I don't go in for Toy Games at all, not really. But I do go in for Lego shit, and I have occasionally tried to describe the quandary that the adult Lego Maniac is bound up in. When you are a young person, and you look at a box of Lego shit, you are more concerned with the number of pieces than the number of dollars required to own it. You can turn the box over and over in your hands, and feel the weight of it, which is the weight of a soul minus the body it is contained in.
I could buy them now, and thus far that satisfaction when I see a Death Star or whatever has been enough for me. I can make anything I want, which is the power of these devices; I cannot meaningfully desire any more bricks. I still have all my old stuff downstairs, some still in the ancient Star Wars pillowcase I used to keep them in.
One of the strange things about Lego is that it constitutes a kind of post-brand toy. This is Ironic, capital I, because individual sets are more branded than ever. Even their core shit is all hyper defined, coming out of an era where they were as "generic" as possible to be as interchangeable as possible.
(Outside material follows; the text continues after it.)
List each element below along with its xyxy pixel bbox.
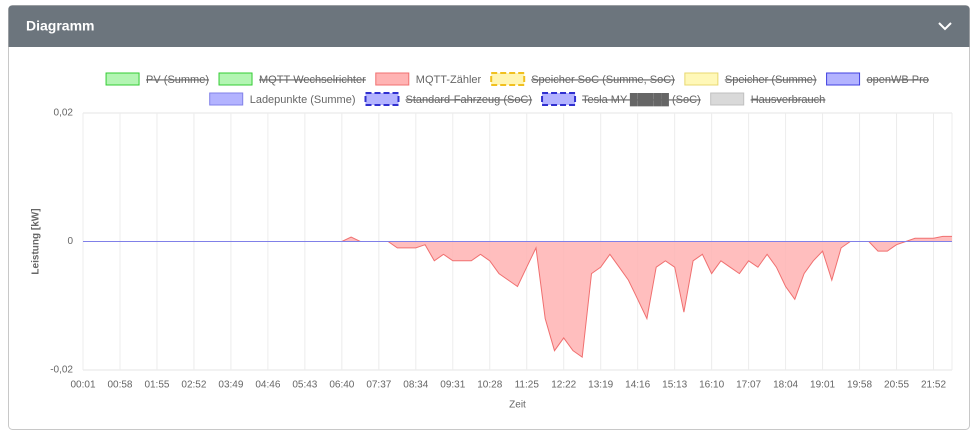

But they are all compatible, the fundamental atom of this universe being the pip, which I think are generally called studs but I've already made a concession by not calling them Legos. Everything can live together. Try to play with any other two toys, as my sister and I used to with my Transformers and her My Little Pony… ponies, and you run into problems fast. For one thing, these ponies aren't little anymore. Rainbow Dash is taller than a semi truck and weighs over thirty tons.
But, like I said: from an IP perspective, this shit is hyper transgressive. It's of a piece with remix culture, fanfiction, things which beyond a certain scale of operation are considered violence against a brand - at least, in the West. You can profit by it, or be destroyed. You can swipe, in the manner of a dumb giant, with your wide palm at the empty air. Or you can sell me a hundred dollar platform and a handful of bumpy shrapnel for a hundred dollars, with the promise that our entire culture is little more than a palette from which you will draw an elemental creative force.
The game reinforces this also, and it's clever about the mash-up. I would say Back to the Future and Portal constitute pretty out there stuff for this mill, but at least for my house they picked right. Even the pieces you put on their little platform - which the game stops to let you build, accompanied by dramatic music - don't stay in place. You're always picking pieces up and removing them as a fundamental part of the gameplay. The whole thing is Lego as shit.
I know that Gabriel would say, under duress, that Infinity was best, but he has a lot of legacy plastic to consider. So do I, of course, some of it more than three decades old, and it is all part of a legacy that now includes my daughter and my son.